Gravina, il motivo del "no" alla grazia per Kalulu: c'è una differenza con Lukaku

C'è una notevole differenza tra quando accaduto al difensore della Juventus ed il caso di Romelu Lukaku che portò alla "grazia".
Pierre Kalulu ha saltato Juventus-Como: la squalifica dopo l'espulsione rimediata contro l'Inter, è stata confermata. Sono infatti arrivati i no sia della Corte Sportiva d'Appello sul ricorso bianconero che di Gabriele Gravina, presidente FIGC, a cui il club aveva chiesto la grazia.
Non è dunque arrivata la decisione favorevole di Gravina come nel 2023, quando a Lukaku fu tolto il secondo cartellino giallo - e di conseguenza l'espulsione e la squalifica - ma per una casistica molto diversa. I due casi infatti non sono paragonabili. Ai tempi la Procura Federale aveva segnalato che l'attaccante belga - oggi al Napoli - aveva reagito a "gravi e ripetute manifestazioni di odio e discriminazione razziale da parte dei tifosi avversari", quindi qualcosa che nulla aveva a che fare con gli aspetti di campo.

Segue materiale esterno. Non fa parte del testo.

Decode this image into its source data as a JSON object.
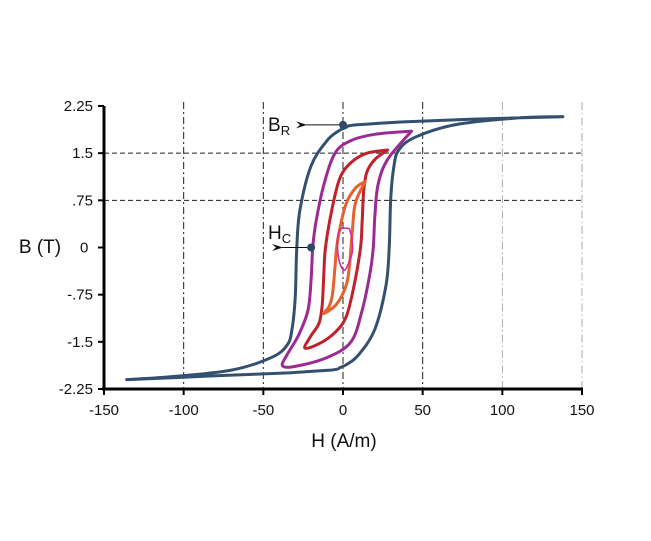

Il secondo cartellino giallo a Kalulu, invece, è stato figlio di una decisione che si è rivelata sbagliata anche per il comportamento dell'interista Bastoni, dell'arbitro La Penna in merito ad un'azione di gioco. Se Gravina avesse concesso la grazia al difensore bianconero, avrebbe creato un precedente dando così la possibilità a tutti di interpellare il presidente federale in caso di grave errore arbitrale.